30 de marzo de 2015

HÁGALO CON UN ARQUITECTO


“Hágalo con un arquitecto” reza la camiseta ochentera que oculta momentáneamente la barriga inglesa y el impecable nudo de la corbata de Cedric Price. Algo de gamberro e irredento sigue teniendo alguien que fuma puros como Mies pero que no desprende su seriedad esclerotizante. 
El caso es que en cierto sentido Cedric Price es el reverso de Mies. Efectivamente existe en ambos un mismo tema central: lo ligero. El aviario del Zoo de Londres, el Fun Palace, o Potteries Thinkbelt son obras miesianas como pocas otras en la modernidad. Aunque, eso si, sin su rictus circunspecto ni su artrosis.
La falta de materia, el anhelo aéreo y el amor por el acero y lo prefabricado son un palpable denominador común.

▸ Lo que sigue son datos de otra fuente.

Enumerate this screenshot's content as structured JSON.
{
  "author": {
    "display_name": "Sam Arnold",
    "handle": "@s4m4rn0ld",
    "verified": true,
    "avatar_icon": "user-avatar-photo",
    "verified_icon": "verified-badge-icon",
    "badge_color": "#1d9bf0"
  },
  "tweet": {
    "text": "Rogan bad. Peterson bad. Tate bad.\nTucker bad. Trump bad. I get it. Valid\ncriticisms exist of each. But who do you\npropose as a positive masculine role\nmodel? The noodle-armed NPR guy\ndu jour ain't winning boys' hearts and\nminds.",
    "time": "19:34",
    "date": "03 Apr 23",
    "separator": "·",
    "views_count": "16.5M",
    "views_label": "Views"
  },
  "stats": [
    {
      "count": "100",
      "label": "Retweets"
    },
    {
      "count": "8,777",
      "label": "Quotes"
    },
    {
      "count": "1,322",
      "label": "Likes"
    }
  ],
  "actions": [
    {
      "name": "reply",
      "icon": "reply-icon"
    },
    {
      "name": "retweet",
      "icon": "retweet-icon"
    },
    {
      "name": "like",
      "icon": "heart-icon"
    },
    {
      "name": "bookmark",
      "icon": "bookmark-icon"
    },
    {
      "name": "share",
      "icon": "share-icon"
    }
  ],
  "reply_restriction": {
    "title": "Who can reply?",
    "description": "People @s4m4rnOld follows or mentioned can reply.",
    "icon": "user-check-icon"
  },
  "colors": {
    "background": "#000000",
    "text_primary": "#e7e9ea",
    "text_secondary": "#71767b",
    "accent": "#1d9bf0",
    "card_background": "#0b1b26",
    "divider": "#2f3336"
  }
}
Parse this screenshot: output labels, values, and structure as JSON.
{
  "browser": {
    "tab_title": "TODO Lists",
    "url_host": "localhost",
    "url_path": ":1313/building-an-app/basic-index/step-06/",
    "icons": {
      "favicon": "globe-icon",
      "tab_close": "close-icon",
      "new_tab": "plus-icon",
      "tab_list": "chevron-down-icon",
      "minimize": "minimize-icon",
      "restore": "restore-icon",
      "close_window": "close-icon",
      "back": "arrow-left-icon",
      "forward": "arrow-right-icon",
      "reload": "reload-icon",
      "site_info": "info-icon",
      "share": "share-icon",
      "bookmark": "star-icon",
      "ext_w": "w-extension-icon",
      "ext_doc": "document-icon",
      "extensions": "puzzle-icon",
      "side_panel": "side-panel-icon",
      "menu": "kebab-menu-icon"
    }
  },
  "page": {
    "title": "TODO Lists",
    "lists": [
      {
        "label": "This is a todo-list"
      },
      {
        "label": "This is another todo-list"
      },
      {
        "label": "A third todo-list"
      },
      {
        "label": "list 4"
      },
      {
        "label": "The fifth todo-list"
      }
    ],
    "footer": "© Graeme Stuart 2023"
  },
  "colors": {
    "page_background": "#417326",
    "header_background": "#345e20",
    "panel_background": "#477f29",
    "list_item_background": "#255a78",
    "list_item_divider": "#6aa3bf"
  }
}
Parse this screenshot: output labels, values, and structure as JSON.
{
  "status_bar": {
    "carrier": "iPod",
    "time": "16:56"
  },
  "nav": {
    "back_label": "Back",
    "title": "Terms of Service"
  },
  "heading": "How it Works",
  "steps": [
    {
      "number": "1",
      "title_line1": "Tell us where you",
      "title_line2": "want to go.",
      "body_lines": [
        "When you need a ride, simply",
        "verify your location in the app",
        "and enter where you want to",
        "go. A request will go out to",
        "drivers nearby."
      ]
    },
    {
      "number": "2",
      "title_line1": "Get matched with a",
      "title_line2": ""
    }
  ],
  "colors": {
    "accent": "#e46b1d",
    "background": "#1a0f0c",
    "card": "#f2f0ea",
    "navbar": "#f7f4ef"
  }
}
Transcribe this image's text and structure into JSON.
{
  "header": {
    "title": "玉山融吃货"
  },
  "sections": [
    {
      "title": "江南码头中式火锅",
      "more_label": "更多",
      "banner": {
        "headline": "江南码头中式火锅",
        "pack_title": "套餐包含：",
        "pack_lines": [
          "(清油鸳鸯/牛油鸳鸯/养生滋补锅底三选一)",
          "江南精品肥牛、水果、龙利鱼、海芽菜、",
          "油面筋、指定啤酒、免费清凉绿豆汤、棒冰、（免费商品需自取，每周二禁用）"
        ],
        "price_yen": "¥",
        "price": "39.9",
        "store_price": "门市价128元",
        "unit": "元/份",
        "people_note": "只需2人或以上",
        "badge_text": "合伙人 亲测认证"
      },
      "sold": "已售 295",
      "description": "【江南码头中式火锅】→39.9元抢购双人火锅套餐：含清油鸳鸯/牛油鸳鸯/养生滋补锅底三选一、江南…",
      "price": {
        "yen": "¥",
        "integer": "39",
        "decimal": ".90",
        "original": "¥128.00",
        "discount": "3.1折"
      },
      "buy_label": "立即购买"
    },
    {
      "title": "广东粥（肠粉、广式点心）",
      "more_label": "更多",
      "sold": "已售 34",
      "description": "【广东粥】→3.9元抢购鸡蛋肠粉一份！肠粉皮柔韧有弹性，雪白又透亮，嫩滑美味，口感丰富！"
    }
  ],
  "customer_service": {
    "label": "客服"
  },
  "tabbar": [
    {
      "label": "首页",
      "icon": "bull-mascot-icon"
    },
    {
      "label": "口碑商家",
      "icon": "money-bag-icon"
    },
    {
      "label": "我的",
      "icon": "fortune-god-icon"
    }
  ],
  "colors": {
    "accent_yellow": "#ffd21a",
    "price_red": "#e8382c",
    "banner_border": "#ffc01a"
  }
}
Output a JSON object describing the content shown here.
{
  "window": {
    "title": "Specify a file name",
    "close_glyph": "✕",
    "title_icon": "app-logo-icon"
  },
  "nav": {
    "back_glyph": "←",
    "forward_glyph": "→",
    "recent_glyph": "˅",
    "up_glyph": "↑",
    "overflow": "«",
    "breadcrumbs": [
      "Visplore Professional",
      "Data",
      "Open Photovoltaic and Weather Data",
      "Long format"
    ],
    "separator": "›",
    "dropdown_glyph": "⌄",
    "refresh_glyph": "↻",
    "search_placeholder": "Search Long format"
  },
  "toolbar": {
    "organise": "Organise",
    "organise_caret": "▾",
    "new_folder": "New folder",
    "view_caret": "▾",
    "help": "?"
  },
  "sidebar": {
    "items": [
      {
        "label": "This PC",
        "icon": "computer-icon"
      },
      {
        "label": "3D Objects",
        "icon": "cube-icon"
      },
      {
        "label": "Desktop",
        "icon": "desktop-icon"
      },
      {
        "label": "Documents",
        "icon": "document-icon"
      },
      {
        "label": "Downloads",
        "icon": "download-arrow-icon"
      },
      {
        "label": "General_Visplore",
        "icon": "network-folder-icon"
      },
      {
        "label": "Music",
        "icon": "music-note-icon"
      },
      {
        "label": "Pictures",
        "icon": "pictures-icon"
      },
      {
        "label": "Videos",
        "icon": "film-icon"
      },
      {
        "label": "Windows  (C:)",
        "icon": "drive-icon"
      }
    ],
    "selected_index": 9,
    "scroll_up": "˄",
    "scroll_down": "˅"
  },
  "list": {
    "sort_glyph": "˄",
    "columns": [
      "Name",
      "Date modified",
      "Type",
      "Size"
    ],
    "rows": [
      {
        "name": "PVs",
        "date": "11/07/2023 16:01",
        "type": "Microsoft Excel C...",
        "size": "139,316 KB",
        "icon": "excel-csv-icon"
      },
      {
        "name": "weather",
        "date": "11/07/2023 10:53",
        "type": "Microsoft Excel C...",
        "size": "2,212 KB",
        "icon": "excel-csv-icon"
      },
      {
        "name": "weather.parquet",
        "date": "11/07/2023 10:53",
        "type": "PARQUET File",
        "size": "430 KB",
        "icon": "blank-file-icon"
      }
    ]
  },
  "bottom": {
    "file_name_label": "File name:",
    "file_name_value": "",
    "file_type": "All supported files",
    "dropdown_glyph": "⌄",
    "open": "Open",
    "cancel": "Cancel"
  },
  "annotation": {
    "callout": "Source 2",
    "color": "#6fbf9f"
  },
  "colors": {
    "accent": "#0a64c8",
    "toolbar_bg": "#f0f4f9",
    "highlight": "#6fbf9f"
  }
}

La radical diferencia entre ambos está, no sólo en la ironía de la que es capaz el inglés, sino en su desprecio por el ritmo y la composición en el sentido que esos conceptos tienen para Mies. 
Para el Mies de pocas palabras y gesto adusto, el arquitecto sin la armadura de la seriedad es poca cosa. Si Mies sabe bien que hay una íntima satisfacción en el trabajo de la arquitectura, para Price este trabajo es un puro juego, y por tanto, algo inherente y gloriosamente divertido. Aunque sea por momentos.
En fin, ahí está Cedric Price, que descarado les suplica a todos ustedes, que aquello que sea, lo hagan con un arquitecto. Incluso arquitectura. No se arrepentirán.

23 de marzo de 2015

NOVEDADES


Les presento esta novedad en blanco y negro. Se trata de una obra construida con toneladas de hormigón proyectado in-situ sobre una estructura de acero de geometría poliédrica y multifacetada. El interior conforma una extraordinaria sucesión de espacios sin jerarquía aparente, en la que se logra confundir la orientación del visitante y la percepción de la diminuta escala real del proyecto. 
Una obra actual, sin paliativos. Un signo de los tiempos, de nuestro tiempo. 
Salvo por lo incómodo que es saber que esta novedad tiene más de cincuenta años… 
Contemplar esta obra del notable arquitecto indio, Charles Correa, el pabellón Hindustan, construido en Nueva Delhi allá por 1961 resulta todo un ejemplo de cuanto este asunto de las novedades y de la presión a que nos somete la actualidad por conocer lo último, no es más que una cuestión de desmemoria, y que algo de tranquilidad merece todo lo noticioso, al menos en arquitectura. 
Porque aquí, en el fondo, apenas existen auténticas novedades. Y porque lo verdaderamente último y vanguardista puede adquirirse, más que entre el brillo a cuatricromía de las revistas o la inundación anoréxica de la red, entre polvorientos anaqueles. (El departamento de novedades tal vez sea mejor instrumento de los centros comerciales y del prêt-à-porter. A la arquitectura siempre le ha sido más sencillo recuperar energías en los puestos “de viejo”).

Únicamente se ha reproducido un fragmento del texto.